I honestly don't know what should be done with this - daylight saving changes 
is a very problematic concept for sure. I stumbled upon this in production, 
where it caused a very nasty problem -- some background job was validating data 
integrity between some crypted and serialized data and its equivalent in the 
database. Of course, as after writing this date to the database and reading it 
back in to validate integrity, integrity check failed for this specific date, 
as H2 had chagned it.

This probably can't be solved in a 100% clean manner, but i think it should at 
least use some sort of a hack to respect the expectation that your database 
returns the same value that you stored it there before. If daylight saving 
changes lose this one hour from before, it probably should still somehow be 
remembered what exactly the used did set it to, and the same thing returned.. I 
hope this is possible to do in your data model.

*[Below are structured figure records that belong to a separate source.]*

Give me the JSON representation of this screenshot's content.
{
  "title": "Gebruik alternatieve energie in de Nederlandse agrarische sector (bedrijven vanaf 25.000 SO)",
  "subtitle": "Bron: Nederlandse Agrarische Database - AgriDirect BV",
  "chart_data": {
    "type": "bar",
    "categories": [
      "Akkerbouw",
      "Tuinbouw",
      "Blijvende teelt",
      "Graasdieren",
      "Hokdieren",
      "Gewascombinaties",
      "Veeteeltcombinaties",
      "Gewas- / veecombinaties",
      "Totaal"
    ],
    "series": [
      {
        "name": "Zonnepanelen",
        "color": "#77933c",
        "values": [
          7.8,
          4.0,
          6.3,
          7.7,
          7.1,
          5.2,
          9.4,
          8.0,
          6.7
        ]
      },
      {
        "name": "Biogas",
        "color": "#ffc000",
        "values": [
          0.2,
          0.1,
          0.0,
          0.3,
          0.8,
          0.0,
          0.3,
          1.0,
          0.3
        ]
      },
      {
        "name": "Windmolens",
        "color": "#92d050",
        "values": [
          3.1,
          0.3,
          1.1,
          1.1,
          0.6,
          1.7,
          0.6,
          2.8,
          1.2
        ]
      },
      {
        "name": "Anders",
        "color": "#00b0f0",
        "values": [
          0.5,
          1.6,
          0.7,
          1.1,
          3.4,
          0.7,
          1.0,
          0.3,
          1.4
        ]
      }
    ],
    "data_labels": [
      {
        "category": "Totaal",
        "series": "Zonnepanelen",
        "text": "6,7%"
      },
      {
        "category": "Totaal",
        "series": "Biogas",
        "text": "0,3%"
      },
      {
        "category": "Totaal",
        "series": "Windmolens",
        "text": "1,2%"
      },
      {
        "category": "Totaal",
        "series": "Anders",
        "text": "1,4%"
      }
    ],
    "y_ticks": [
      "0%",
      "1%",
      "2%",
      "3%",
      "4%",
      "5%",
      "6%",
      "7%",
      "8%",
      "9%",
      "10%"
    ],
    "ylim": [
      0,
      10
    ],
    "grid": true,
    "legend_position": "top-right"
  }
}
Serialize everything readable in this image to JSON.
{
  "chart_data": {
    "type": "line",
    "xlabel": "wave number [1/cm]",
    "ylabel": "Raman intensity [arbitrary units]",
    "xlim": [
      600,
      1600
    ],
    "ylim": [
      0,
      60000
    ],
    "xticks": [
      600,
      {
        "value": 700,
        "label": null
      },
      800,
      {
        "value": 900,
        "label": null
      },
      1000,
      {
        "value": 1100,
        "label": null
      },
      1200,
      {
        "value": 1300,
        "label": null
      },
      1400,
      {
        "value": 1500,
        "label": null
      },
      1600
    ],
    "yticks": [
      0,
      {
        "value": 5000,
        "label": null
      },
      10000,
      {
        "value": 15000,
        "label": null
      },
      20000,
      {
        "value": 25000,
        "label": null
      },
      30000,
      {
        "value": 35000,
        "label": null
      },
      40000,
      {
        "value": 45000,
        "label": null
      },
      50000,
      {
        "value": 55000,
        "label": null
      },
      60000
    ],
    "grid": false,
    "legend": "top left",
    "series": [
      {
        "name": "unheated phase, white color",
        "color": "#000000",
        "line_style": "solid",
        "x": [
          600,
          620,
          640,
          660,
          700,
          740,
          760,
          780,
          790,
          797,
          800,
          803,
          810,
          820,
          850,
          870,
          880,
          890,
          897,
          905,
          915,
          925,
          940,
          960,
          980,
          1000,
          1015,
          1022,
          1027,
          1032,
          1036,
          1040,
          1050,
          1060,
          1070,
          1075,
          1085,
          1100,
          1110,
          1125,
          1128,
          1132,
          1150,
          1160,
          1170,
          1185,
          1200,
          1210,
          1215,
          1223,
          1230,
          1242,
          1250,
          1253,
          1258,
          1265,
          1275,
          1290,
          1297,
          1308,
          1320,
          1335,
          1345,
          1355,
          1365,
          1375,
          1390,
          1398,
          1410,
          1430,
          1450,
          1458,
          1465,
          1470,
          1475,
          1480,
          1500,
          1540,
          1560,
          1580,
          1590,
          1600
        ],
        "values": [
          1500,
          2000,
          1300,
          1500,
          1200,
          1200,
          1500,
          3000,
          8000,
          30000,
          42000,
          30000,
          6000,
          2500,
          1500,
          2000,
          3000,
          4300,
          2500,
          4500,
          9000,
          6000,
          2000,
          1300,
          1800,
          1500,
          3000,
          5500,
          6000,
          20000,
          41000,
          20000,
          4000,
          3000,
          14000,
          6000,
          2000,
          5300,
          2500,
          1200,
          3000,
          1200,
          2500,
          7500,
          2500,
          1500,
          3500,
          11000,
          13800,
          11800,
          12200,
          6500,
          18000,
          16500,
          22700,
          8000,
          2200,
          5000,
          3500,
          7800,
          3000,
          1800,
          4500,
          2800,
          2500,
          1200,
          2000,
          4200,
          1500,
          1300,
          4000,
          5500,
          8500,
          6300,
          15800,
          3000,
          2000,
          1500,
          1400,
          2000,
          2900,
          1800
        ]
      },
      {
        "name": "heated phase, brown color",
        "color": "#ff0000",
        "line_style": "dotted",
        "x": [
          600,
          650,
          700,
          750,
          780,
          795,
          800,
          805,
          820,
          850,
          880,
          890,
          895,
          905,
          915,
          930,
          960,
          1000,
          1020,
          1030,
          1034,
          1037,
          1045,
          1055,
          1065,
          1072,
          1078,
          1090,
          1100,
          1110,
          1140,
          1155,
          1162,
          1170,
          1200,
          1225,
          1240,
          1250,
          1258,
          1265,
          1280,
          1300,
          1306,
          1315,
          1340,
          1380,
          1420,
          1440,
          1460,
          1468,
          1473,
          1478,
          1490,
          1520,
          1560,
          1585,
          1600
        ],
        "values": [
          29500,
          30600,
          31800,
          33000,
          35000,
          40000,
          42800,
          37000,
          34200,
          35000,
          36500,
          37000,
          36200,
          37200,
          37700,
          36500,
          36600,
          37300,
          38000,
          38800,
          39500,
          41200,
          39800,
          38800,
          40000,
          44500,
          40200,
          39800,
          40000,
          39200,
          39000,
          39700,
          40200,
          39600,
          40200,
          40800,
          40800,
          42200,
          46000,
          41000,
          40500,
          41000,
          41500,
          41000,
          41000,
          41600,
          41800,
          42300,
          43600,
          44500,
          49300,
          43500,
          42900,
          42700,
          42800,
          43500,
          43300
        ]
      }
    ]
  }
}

Original issue reported on code.google.com by san...@zeroturnaround.com on 19 Mar 2013 at 9:42

GoogleCodeExporter commented 8 years ago
[deleted comment]
GoogleCodeExporter commented 8 years ago
Same thing works fine in MySQL:

mysql> UPDATE Project set my_timestamp  = '2012-10-28 00:00:00' where id  = 1;
Query OK, 1 row affected (0.12 sec)
Rows matched: 1  Changed: 1  Warnings: 0

mysql> SELECT my_timestamp from Project where id = 1;
+---------------------+
| my_timestamp        |
+---------------------+
| 2012-10-28 00:00:00 |
+---------------------+
1 row in set (0.00 sec)

Original comment by san...@zeroturnaround.com on 19 Mar 2013 at 10:26

GoogleCodeExporter commented 8 years ago
Hi,

This isn't a problem within H2. It's a problem of Java data / time handling, if 
you use PARSEDATETIME. The example you gave for MySQL also works for H2:

drop table project;
create table project(id int, my_timestamp timestamp);
insert into project values(1, null);
UPDATE Project set my_timestamp  = '2012-10-28 00:00:00' where id  = 1;
select * from project;

Original comment by thomas.t...@gmail.com on 20 Mar 2013 at 5:25

GoogleCodeExporter commented 8 years ago
Before logging a bug, please use the H2 Google Group or StackOverflow.